Pierre B., 20 ans, étudiant à Paris.
En 1968, j’étais l’étudiant sage, travailleur, je suivais les cours, je préparais les examens, etc. Le lundi 6 mai, je croise une manifestation rue des Écoles, et là j’apprends que nos camarades, les représentants étudiants ont été arrêtés, et que les flics sont entrés dans la Sorbonne.
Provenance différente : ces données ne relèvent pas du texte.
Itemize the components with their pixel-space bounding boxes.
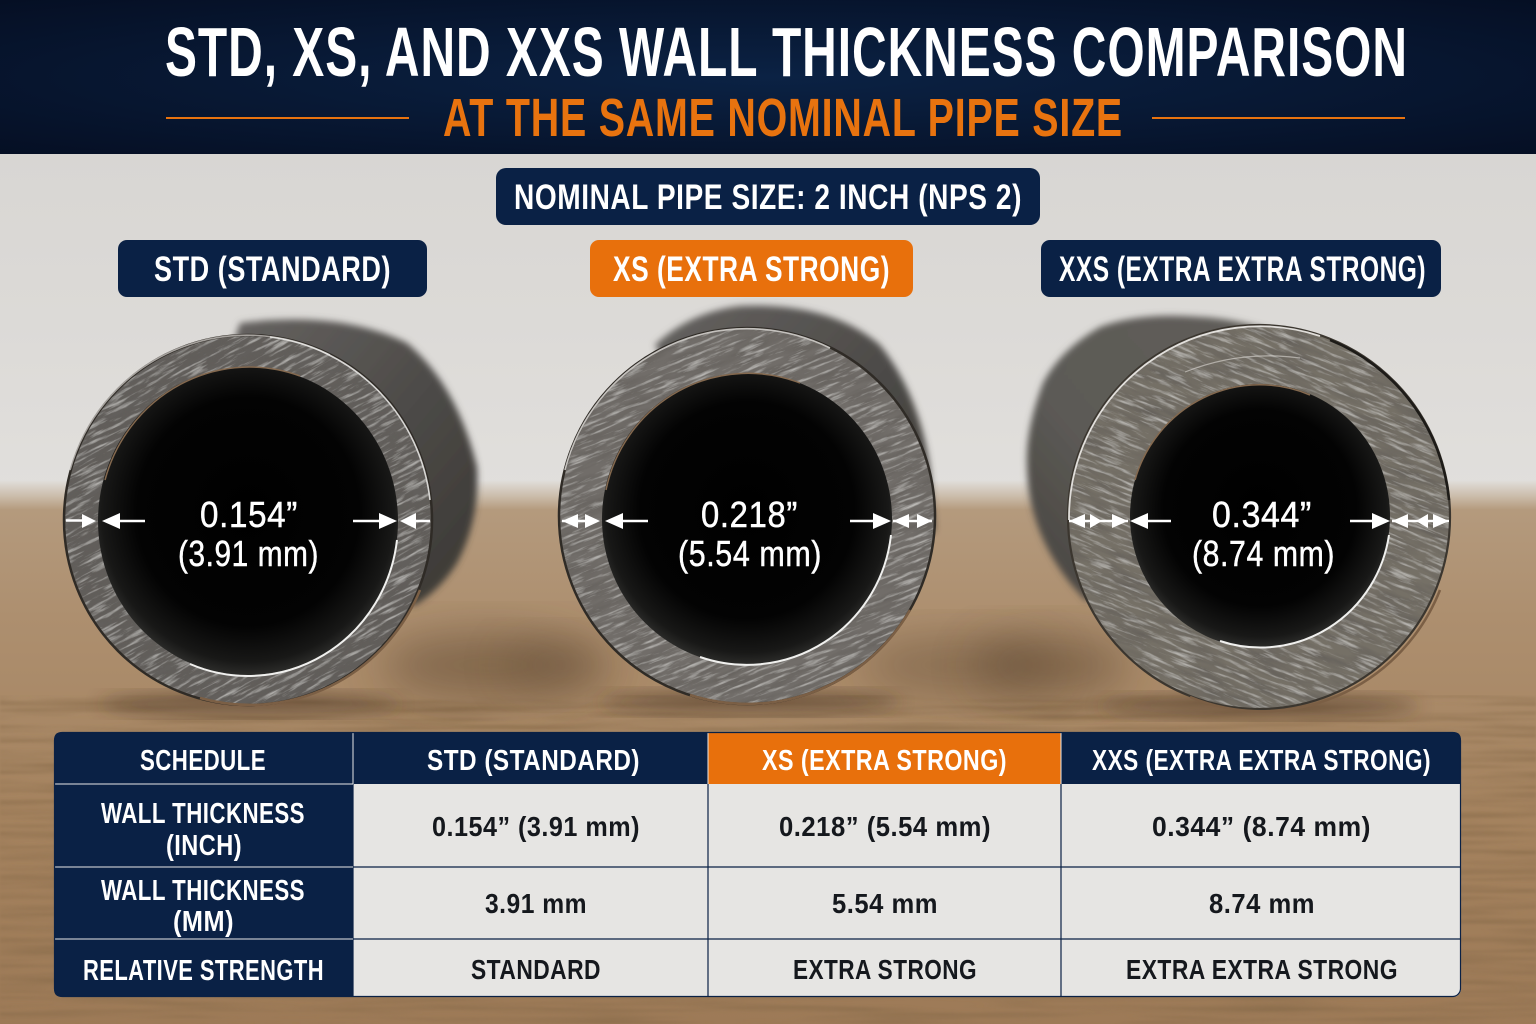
table grid lines — [54, 732, 1461, 997]
background: wall — [0, 150, 1536, 490]
table header row: SCHEDULE — [140, 745, 266, 777]
comparison table — [54, 732, 1461, 997]
background: wooden table — [0, 480, 1536, 1024]
header band — [0, 0, 1536, 154]
badge: nominal pipe size — [496, 168, 1040, 225]
table row: wall thickness mm: 8.74 mm — [1209, 888, 1315, 919]
pipe: XXS: (8.74 mm) — [1192, 533, 1335, 574]
badge: XS — [590, 240, 913, 297]
table row: wall thickness inch: 0.154” (3.91 mm) — [432, 811, 640, 842]
table row: relative strength: EXTRA STRONG — [793, 954, 977, 985]
wall arrows — [66, 513, 430, 529]
pipe: STD — [0, 270, 497, 770]
table row: wall thickness mm: 3.91 mm — [485, 888, 587, 919]
table row labels: (INCH) — [166, 830, 242, 862]
table header row: STD (STANDARD) — [427, 745, 640, 777]
table row labels: WALL THICKNESS — [101, 875, 305, 907]
badge: nominal pipe size: NOMINAL PIPE SIZE: 2 INCH (NPS 2) — [514, 178, 1022, 217]
wall value: 0.218” — [701, 494, 798, 535]
table shadows under pipes — [100, 633, 1420, 716]
wall value: 0.154” — [200, 494, 298, 535]
pipe: STD: (3.91 mm) — [178, 533, 319, 574]
table row labels: RELATIVE STRENGTH — [83, 955, 324, 987]
table header row: XXS (EXTRA EXTRA STRONG) — [1092, 745, 1431, 777]
table row: relative strength: EXTRA EXTRA STRONG — [1126, 954, 1398, 985]
table row: wall thickness mm: 5.54 mm — [832, 888, 938, 919]
badge: STD — [118, 240, 427, 297]
pipe: XXS — [1010, 267, 1508, 767]
wall value: 0.344” — [1212, 494, 1312, 535]
table row: wall thickness inch: 0.344” (8.74 mm) — [1152, 811, 1371, 842]
wall arrows — [562, 513, 932, 529]
wall arrows — [1069, 513, 1449, 529]
badge: XS: XS (EXTRA STRONG) — [613, 250, 890, 289]
badge: XXS — [1041, 240, 1441, 297]
pipe: XS — [502, 271, 992, 761]
pipe: XS: (5.54 mm) — [678, 533, 822, 574]
table row labels: WALL THICKNESS — [101, 798, 305, 830]
table row: wall thickness mm — [485, 888, 1315, 919]
table row: wall thickness inch: 0.218” (5.54 mm) — [779, 811, 991, 842]
table header row — [54, 732, 1461, 784]
table row: relative strength: STANDARD — [471, 954, 601, 985]
badge: STD: STD (STANDARD) — [154, 250, 391, 289]
table header row: XS (EXTRA STRONG) — [762, 745, 1007, 777]
table row labels — [54, 784, 353, 997]
table row: wall thickness inch — [432, 811, 1371, 842]
table row labels: (MM) — [173, 906, 234, 938]
table row: relative strength — [471, 954, 1398, 985]
subtitle: AT THE SAME NOMINAL PIPE SIZE — [443, 88, 1123, 148]
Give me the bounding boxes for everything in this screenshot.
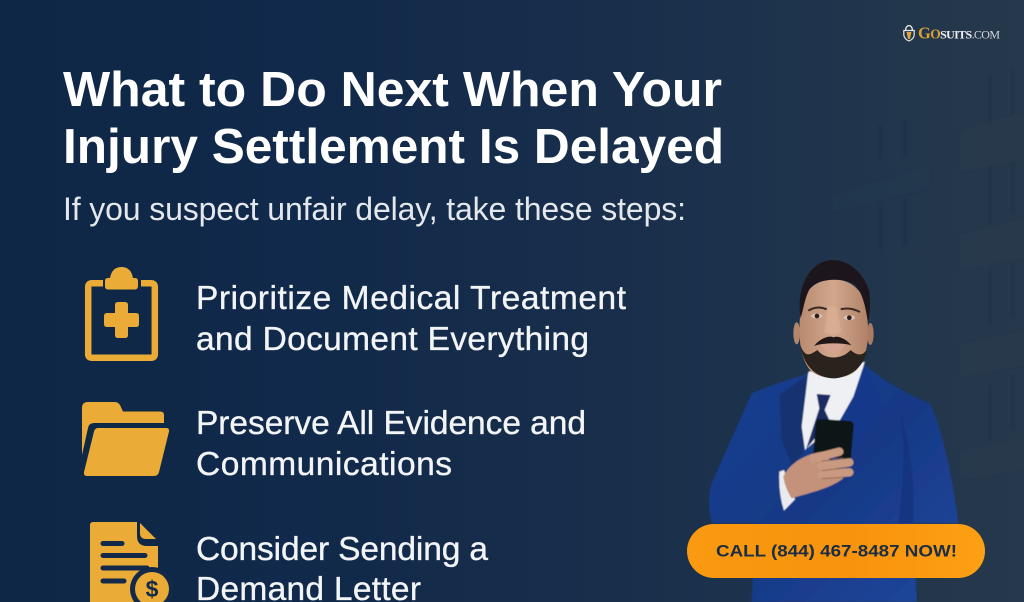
left lapel <box>779 375 807 465</box>
logo wordmark: GOSUITS.COM <box>918 24 1000 42</box>
face <box>800 279 868 378</box>
title: Injury Settlement Is Delayed <box>63 119 724 174</box>
icon: lock shield <box>904 26 914 41</box>
subtitle: If you suspect unfair delay, take these steps: <box>63 191 686 227</box>
title: What to Do Next When Your <box>63 62 722 117</box>
title <box>63 62 724 174</box>
faint building backdrop <box>833 70 1024 480</box>
sleeve shading <box>898 413 914 523</box>
text: step 2: Communications <box>196 446 452 483</box>
nose <box>824 307 841 334</box>
text: step 3: Consider Sending a <box>196 531 488 568</box>
phone <box>813 419 854 460</box>
logo: GoSuits.com <box>904 24 1000 42</box>
text: step 1: Prioritize Medical Treatment <box>196 280 627 317</box>
cuff <box>779 470 795 511</box>
text: step 1 <box>196 280 627 358</box>
text: step 1: and Document Everything <box>196 321 589 358</box>
icon: clipboard with medical cross <box>88 267 155 358</box>
tie <box>806 394 831 449</box>
call to action button <box>687 524 985 578</box>
head <box>793 260 874 378</box>
icon: document with dollar coin <box>90 522 174 602</box>
right lapel <box>840 366 883 443</box>
step 1: medical treatment <box>88 267 627 358</box>
text: step 2: Preserve All Evidence and <box>196 405 586 442</box>
beard <box>800 344 867 378</box>
step 2: evidence <box>82 402 586 483</box>
text: step 2 <box>196 405 586 483</box>
mouth <box>822 344 845 352</box>
hand <box>783 452 849 498</box>
text: step 3 <box>196 531 488 602</box>
eyes and brows <box>808 307 860 320</box>
shirt <box>802 362 865 450</box>
suit <box>709 365 958 602</box>
icon: folder <box>82 402 169 476</box>
call to action button: CALL (844) 467-8487 NOW! <box>716 542 957 560</box>
hair <box>800 260 870 323</box>
photo: attorney in blue suit holding phone <box>709 260 958 602</box>
step 3: demand letter <box>90 522 488 602</box>
ears <box>793 322 800 344</box>
icon: document with dollar coin: $ <box>146 576 159 602</box>
mustache <box>814 337 851 346</box>
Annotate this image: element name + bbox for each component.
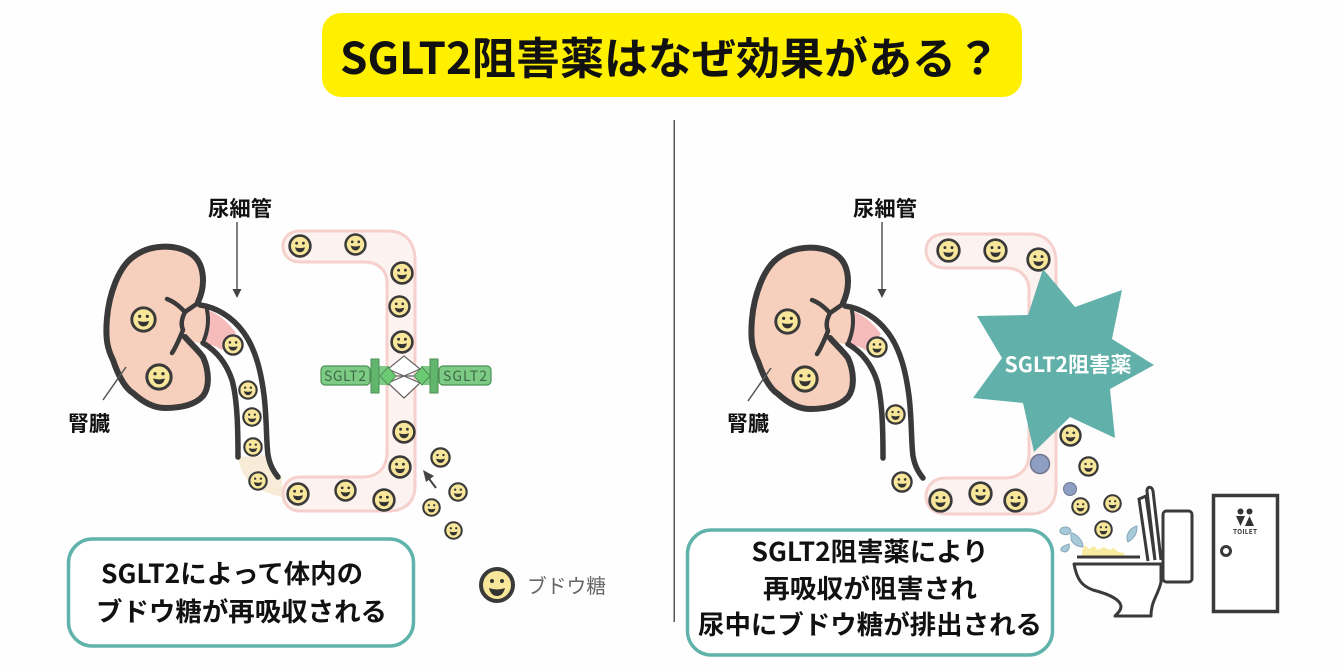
icon: toilet door: [1214, 496, 1278, 612]
SGLT2 transporters: [321, 356, 491, 398]
glucose molecules, right: [776, 240, 1121, 538]
icon: toilet door: TOILET: [1233, 526, 1257, 536]
label: kidney: 腎臓: [68, 408, 110, 438]
label: renal tubule: 尿細管: [853, 193, 917, 223]
label: kidney: [68, 367, 126, 438]
renal tubule: [926, 234, 1056, 514]
arrow: renal tubule pointer: [232, 222, 242, 298]
kidney with ureter: [751, 248, 923, 478]
star: SGLT2 inhibitor: SGLT2阻害薬: [1004, 349, 1132, 379]
callout: SGLT2 reabsorption: ブドウ糖が再吸収される: [96, 592, 387, 629]
callout: SGLT2 reabsorption: SGLT2によって体内の: [101, 554, 363, 591]
label: kidney: [727, 368, 771, 438]
callout: SGLT2 inhibitor effect: 尿中にブドウ糖が排出される: [698, 605, 1042, 642]
label: renal tubule: 尿細管: [208, 193, 272, 223]
callout: SGLT2 reabsorption: [68, 539, 414, 646]
icon: toilet: [1060, 487, 1192, 616]
arrow: reabsorption: [423, 470, 436, 488]
legend: glucose: [481, 569, 606, 601]
SGLT2 transporters: SGLT2: [324, 366, 366, 386]
panel: right, SGLT2 inhibitor: [688, 193, 1278, 655]
callout: SGLT2 inhibitor effect: [688, 530, 1052, 655]
blocked glucose: blue dots: [1030, 454, 1076, 496]
renal tubule: [283, 231, 415, 511]
callout: SGLT2 inhibitor effect: 再吸収が阻害され: [763, 569, 977, 606]
callout: SGLT2 inhibitor effect: SGLT2阻害薬により: [752, 532, 988, 569]
SGLT2 transporters: SGLT2: [443, 366, 487, 386]
glucose molecules, left: [132, 235, 467, 539]
arrow: renal tubule pointer: [878, 222, 886, 298]
kidney with ureter: [106, 247, 282, 497]
title: SGLT2阻害薬はなぜ効果がある？: [340, 23, 1000, 87]
star: SGLT2 inhibitor: [973, 269, 1154, 452]
panel: left, SGLT2 reabsorption: [68, 193, 606, 646]
legend: glucose: ブドウ糖: [527, 570, 606, 599]
label: kidney: 腎臓: [727, 408, 769, 438]
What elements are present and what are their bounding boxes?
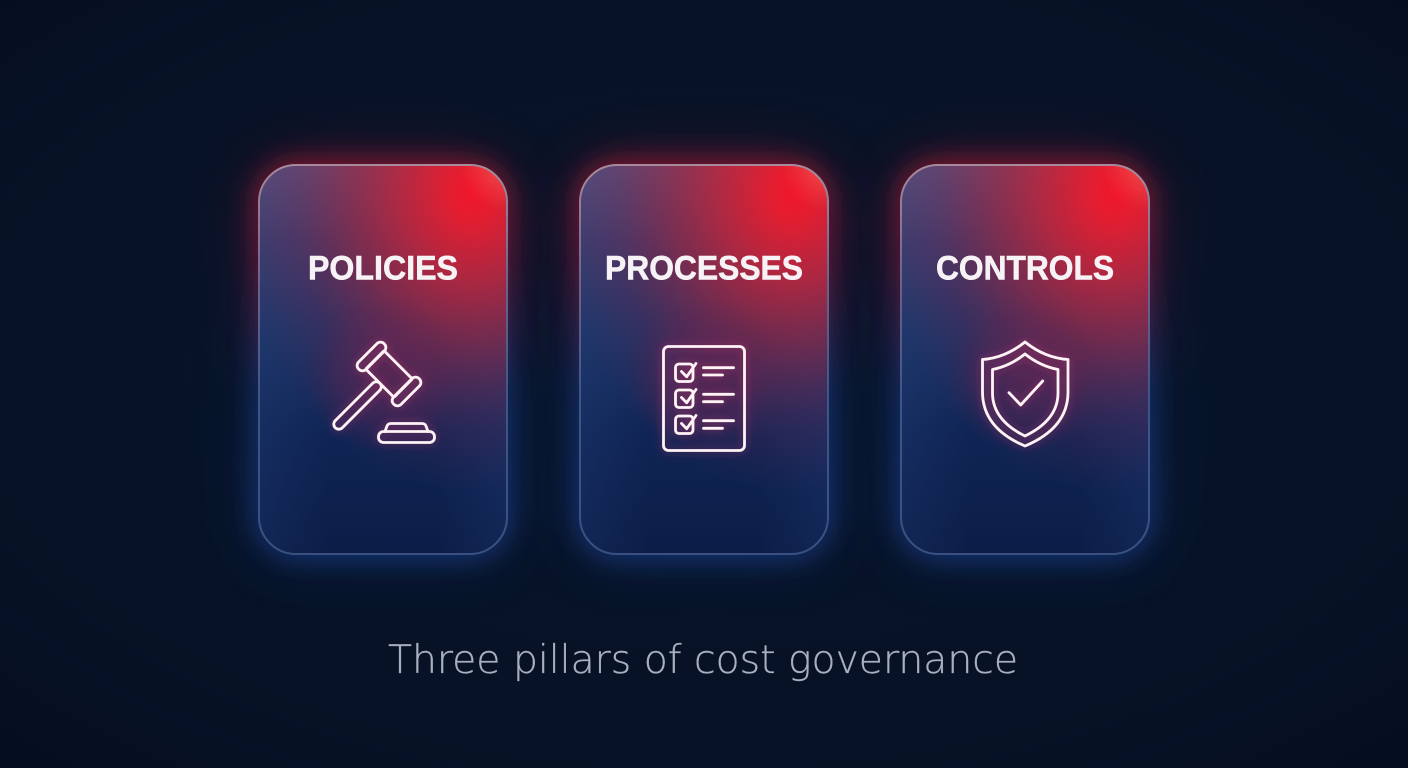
icon: shield bbox=[982, 342, 1068, 446]
heading: controls: CONTROLS bbox=[936, 250, 1114, 288]
panel: processes bbox=[579, 164, 829, 555]
icon: checklist bbox=[664, 346, 744, 450]
panel: controls bbox=[900, 164, 1150, 555]
heading: processes: PROCESSES bbox=[605, 250, 803, 288]
caption: Three pillars of cost governance bbox=[388, 638, 1018, 683]
icon: gavel bbox=[314, 340, 434, 449]
heading: policies: POLICIES bbox=[308, 250, 458, 288]
panel: policies bbox=[258, 164, 508, 555]
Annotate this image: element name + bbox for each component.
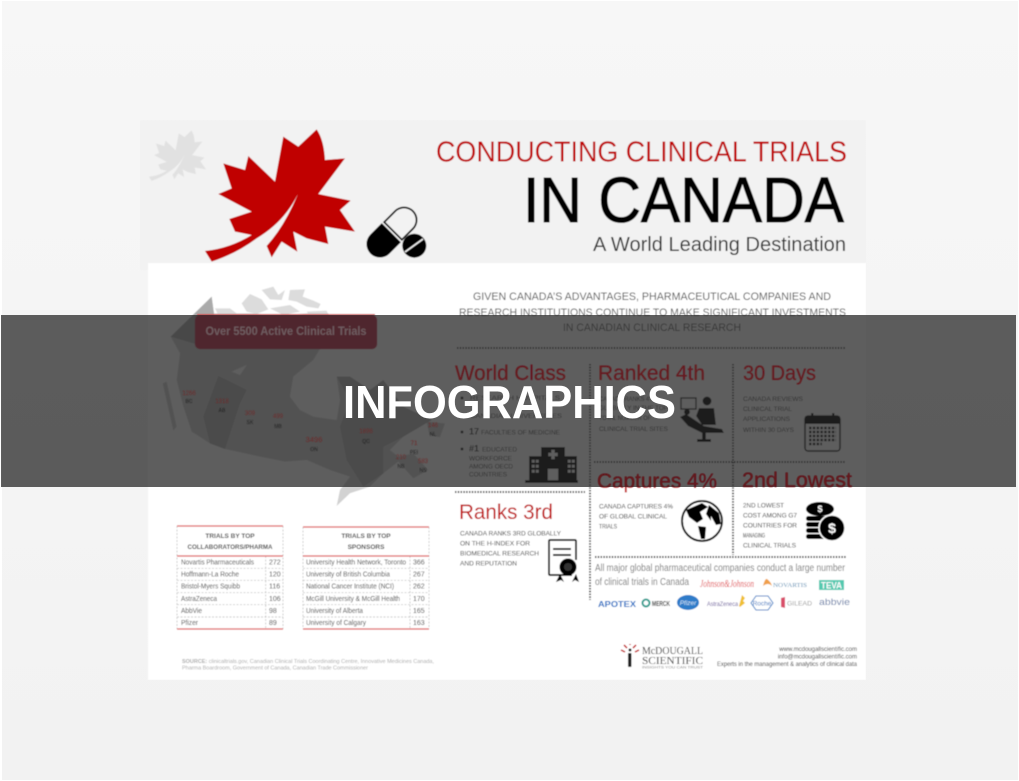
map: Yukon dark area: [171, 297, 217, 347]
heading: Ranked 4th: Ranked 4th: [598, 362, 705, 385]
table: sponsors: SPONSORS: [348, 544, 385, 551]
logo: Novartis: [763, 579, 807, 589]
logo: Roche: [751, 596, 773, 610]
panel: Ranks 3rd: BIOMEDICAL RESEARCH: [460, 550, 539, 558]
map: arctic islands: [215, 287, 328, 316]
table: collaborators: 89: [269, 620, 277, 627]
panel: Ranked 4th: [599, 396, 724, 442]
table: collaborators: 98: [269, 608, 277, 615]
panel: Ranked 4th: TOTAL NUMBER OF: [599, 415, 651, 422]
panel: 30 Days: CANADA REVIEWS: [743, 396, 803, 403]
table: collaborators: AbbVie: [181, 608, 202, 615]
map labels: 146: [428, 423, 439, 429]
intro text: [459, 291, 846, 334]
table: sponsors: 262: [413, 584, 425, 590]
icon: pills: [361, 202, 426, 263]
badge top edge: [197, 314, 375, 316]
headings crossing the band edge: Captures 4%: [597, 470, 717, 493]
logo: Merck: MERCK: [652, 601, 670, 608]
map: Vancouver Island: [163, 382, 177, 431]
contact details: www.mcdougallscientific.com: [778, 647, 857, 653]
map labels: 499: [273, 414, 284, 420]
panel: Captures 4%: [597, 470, 722, 541]
panel: 2nd Lowest: COUNTRIES FOR: [743, 522, 797, 530]
logo: Novartis: NOVARTIS: [773, 582, 807, 589]
panel: Ranked 4th: CANADA RANKS 4TH: [599, 396, 657, 403]
table: sponsors: University Health Network, Toronto: [306, 560, 406, 566]
table: collaborators: Hoffmann-La Roche: [181, 572, 239, 578]
panel: Ranks 3rd: CANADA RANKS 3RD GLOBALLY: [460, 530, 562, 538]
table: sponsors: 170: [413, 596, 425, 603]
panel: Ranked 4th: CLINICAL TRIAL SITES: [599, 426, 668, 433]
panel: Ranks 3rd: ON THE H-INDEX FOR: [460, 540, 530, 548]
table: collaborators: [177, 526, 283, 629]
map labels: PEI: [410, 450, 418, 456]
logo: AstraZeneca: AstraZeneca: [707, 601, 738, 608]
intro text: RESEARCH INSTITUTIONS CONTINUE TO MAKE SIGNIFICANT INVESTMENTS: [459, 307, 846, 319]
panel: 2nd Lowest: CLINICAL TRIALS: [743, 542, 796, 550]
table: sponsors: University of British Columbia: [306, 572, 390, 578]
panel: pharmaceutical companies: All major global pharmaceutical companies conduct a large number: [595, 563, 846, 574]
logo: Teva: TEVA: [821, 580, 842, 590]
panel: Captures 4%: TRIALS: [599, 524, 617, 530]
logo: McDougall Scientific: [621, 644, 704, 670]
map labels: 583: [418, 459, 429, 465]
logo: McDougall Scientific: INSIGHTS YOU CAN TRUST: [642, 666, 704, 670]
overlay band: [1, 315, 1016, 487]
map of Canada: [163, 287, 445, 506]
table: collaborators: Bristol-Myers Squibb: [181, 584, 240, 590]
table: collaborators: 272: [269, 560, 281, 566]
heading: World Class: World Class: [455, 362, 566, 385]
logo: Gilead: [781, 597, 812, 608]
table: collaborators: Novartis Pharmaceuticals: [181, 560, 254, 566]
map labels: AB: [219, 408, 226, 414]
panel: 30 Days: [743, 396, 840, 451]
table: sponsors: 267: [413, 572, 425, 578]
icon: hospital: [525, 447, 578, 483]
logo: AstraZeneca: [707, 595, 745, 608]
map labels: NL: [430, 432, 436, 438]
logo: Roche: Roche: [753, 600, 772, 608]
title: [436, 136, 847, 256]
infographic poster: [140, 120, 866, 680]
panel: pharmaceutical companies: of clinical trials in Canada: [595, 577, 689, 588]
logo: Merck: [642, 600, 670, 608]
source note: SOURCE: clinicaltrials.gov, Canadian Clinical Trials Coordinating Centre, Innovative Medicines Canada,: [182, 659, 434, 665]
panel: World Class: RESEARCH HOSPITALS: [470, 395, 560, 402]
map labels: 210: [396, 455, 407, 461]
contact details: Experts in the management & analytics of clinical data: [717, 662, 858, 668]
title: A World Leading Destination: [593, 234, 846, 256]
intro text: IN CANADIAN CLINICAL RESEARCH: [563, 322, 741, 334]
map: Alberta: [203, 376, 247, 449]
panel: World Class: WORKFORCE: [469, 456, 512, 462]
map labels: 3496: [306, 435, 322, 444]
logo: Pfizer: Pfizer: [680, 600, 697, 607]
heading: 30 Days: 30 Days: [743, 362, 816, 385]
table: sponsors: McGill University & McGill Health: [306, 596, 400, 603]
panel: Captures 4%: CANADA CAPTURES 4%: [599, 504, 673, 510]
map labels: SK: [247, 420, 254, 426]
table: collaborators: AstraZeneca: [181, 596, 217, 603]
map labels: 309: [245, 411, 256, 417]
panel: Captures 4%: OF GLOBAL CLINICAL: [599, 514, 667, 520]
table: sponsors: National Cancer Institute (NCI): [306, 584, 394, 590]
badge: active clinical trials: Over 5500 Active Clinical Trials: [206, 324, 367, 338]
overlay heading: INFOGRAPHICS: [343, 376, 676, 428]
panel: Ranks 3rd: AND REPUTATION: [460, 560, 517, 568]
panel: 2nd Lowest: 2nd Lowest: [742, 469, 852, 492]
panel: Ranks 3rd: Ranks 3rd: [459, 501, 553, 524]
map labels: 1266: [182, 391, 196, 397]
panel: World Class: COUNTRIES: [469, 472, 507, 478]
icon: calendar: [805, 413, 840, 451]
table: sponsors: TRIALS BY TOP: [341, 533, 391, 540]
map labels: 1896: [359, 429, 373, 435]
title: CONDUCTING CLINICAL TRIALS: [436, 136, 847, 168]
logo: McDougall Scientific: McDOUGALL: [642, 645, 703, 657]
map labels: MB: [274, 424, 282, 430]
logo: McDougall Scientific: SCIENTIFIC: [642, 655, 703, 667]
table: collaborators: 120: [269, 572, 281, 578]
table: sponsors: 165: [413, 608, 425, 615]
contact details: info@mcdougallscientific.com: [778, 654, 857, 660]
panel: 30 Days: WITHIN 30 DAYS: [743, 427, 794, 434]
icon: patient in clinical chair: [680, 396, 724, 442]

Et là, comme beaucoup d’autres, je ressens un sentiment d’injustice, je me dis qu’on ne peut pas laisser faire ça, et donc j’ai participé aux manifestations qui ont eu lieu, tous les jours, le mardi, le mercredi, le jeudi.
Le jour qui m’a vraiment marqué, mon plus grand souvenir, c’est le vendredi 10 mai. Comme le gouvernement ne cédait pas, les représentants étudiants ont décidé qu’on allait occuper la rue, encercler la Sorbonne. Ça me paraissait normal, une bonne chose à faire. J’ai donc passé une partie de la journée, de la soirée, au Quartier latin. On occupait, les choses n’avançaient pas, et peu à peu des pavés ont commencé à être détachés de la rue, et je me suis mis naturellement à faire la chaîne pour transporter les pavés et pour construire les barricades.
Première leçon que je tire de ce jour-là : des choses que je n’aurais pas imaginées quelques jours avant se produisent, et cela se passe naturellement. Ce qui paraissait invraisemblable peu de temps avant devient d’un seul coup naturel, une réponse normale, le tout dans une atmosphère de camaraderie, de fraternité… Et avec le soutien de la population dans les immeubles qui, comme il y avait beaucoup de gaz lacrymogène, jetait des draps, de l’eau, pour que les étudiants puissent se protéger. C’était quelque chose de très fort. Et même si je ne m’en rendais pas forcément compte sur le moment, cela montre qu’il y a des moments où les choses basculent.
Les choses se sont prolongées pendant la nuit, la police est intervenue. Et pour la première fois, je découvre cette violence de la police. C’était la première fois que je voyais la police qui intervenait, qui envoyait des grenades lacrymogènes, mais aussi des grenades explosives, offensives, etc., sur des gens qui demandaient simplement qu’on libère leurs camarades. Car c’était bien ça notre mot d’ordre : « Libérez nos camarades ! » La répression a été violente, et s’est poursuivie longtemps, puisqu’ils pourchassaient les gens qui s’étaient réfugiés dans des appartements, etc. J’y ai échappé en allant me réfugier dans une chambre de l’École normale supérieure jusqu’à l’après-midi.
C’est le deuxième basculement pour moi : je n’ai plus jamais eu le même rapport avec la police, j’ai été marqué sur ce qu’est la police, ce qu’est l’État.